July 7, 2011

Google's Digital Activism : Ocean of Google

It is a strange story in a way. One day, a Texas gal from a ranching family falls in love with the ocean. She loves the water and the underwater world, and she has a life-changing 45-minute underwater encounter with a cuttlefish on the size of the thumb. Octopi are cephalopods, and scientists believe they could be smarter than us, some researchers believe fringy, cephalopods could be aliens from outer space or divine beings. Anyway, if you're going to depend to a cephalopod for 45 minutes, you are probably going to have to what the Texans called "a seminal moment." It changed her life.
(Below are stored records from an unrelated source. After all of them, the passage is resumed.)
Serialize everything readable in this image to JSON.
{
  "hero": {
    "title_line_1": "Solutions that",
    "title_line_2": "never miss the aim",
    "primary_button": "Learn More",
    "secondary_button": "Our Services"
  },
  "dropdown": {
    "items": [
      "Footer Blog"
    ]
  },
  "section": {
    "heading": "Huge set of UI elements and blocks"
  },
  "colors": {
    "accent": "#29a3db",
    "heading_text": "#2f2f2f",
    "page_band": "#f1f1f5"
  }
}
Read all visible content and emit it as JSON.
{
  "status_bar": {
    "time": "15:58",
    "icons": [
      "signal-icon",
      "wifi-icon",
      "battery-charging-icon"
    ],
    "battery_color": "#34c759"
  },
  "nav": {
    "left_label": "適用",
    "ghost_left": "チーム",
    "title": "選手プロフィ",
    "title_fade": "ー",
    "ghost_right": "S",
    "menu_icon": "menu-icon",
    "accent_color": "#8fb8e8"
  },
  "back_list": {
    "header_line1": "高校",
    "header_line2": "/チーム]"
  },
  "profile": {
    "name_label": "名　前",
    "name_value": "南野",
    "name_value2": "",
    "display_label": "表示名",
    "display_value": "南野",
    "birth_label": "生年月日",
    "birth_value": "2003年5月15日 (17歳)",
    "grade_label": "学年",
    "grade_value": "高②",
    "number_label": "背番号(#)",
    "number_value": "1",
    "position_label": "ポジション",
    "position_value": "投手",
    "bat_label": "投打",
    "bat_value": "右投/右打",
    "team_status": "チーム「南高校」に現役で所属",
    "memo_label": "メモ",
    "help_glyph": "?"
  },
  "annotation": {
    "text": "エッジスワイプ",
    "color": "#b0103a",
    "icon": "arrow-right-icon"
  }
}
Over a period of 35 years, she has over-water and underwater journey from the Texas Panhandle, they are taken to Micronesia to Polynesia and the Caribbean, coastal management, economic development and research. Now it is a digital activists together to save our seas. Her name is Charlotte Vick, and she is the curator of the ocean layer in Google Earth.

 To understand what is Google Ocean, download Google Earth, a free application that runs on your computer and allows you to fly around the globe like Superman or Wonder Woman. It's pretty hard to describe without actually experiencing it, but it is a little strange when you dive and fly under the water, kind of like Aquaman. Once you swim around in your virtual sea you will find, nestled in the middle of water, videos and photos and articles from the likes of National Geographic, Lindblad Expeditions, which have been Cousteau Society, and Dr. Sylvia Earle contributed.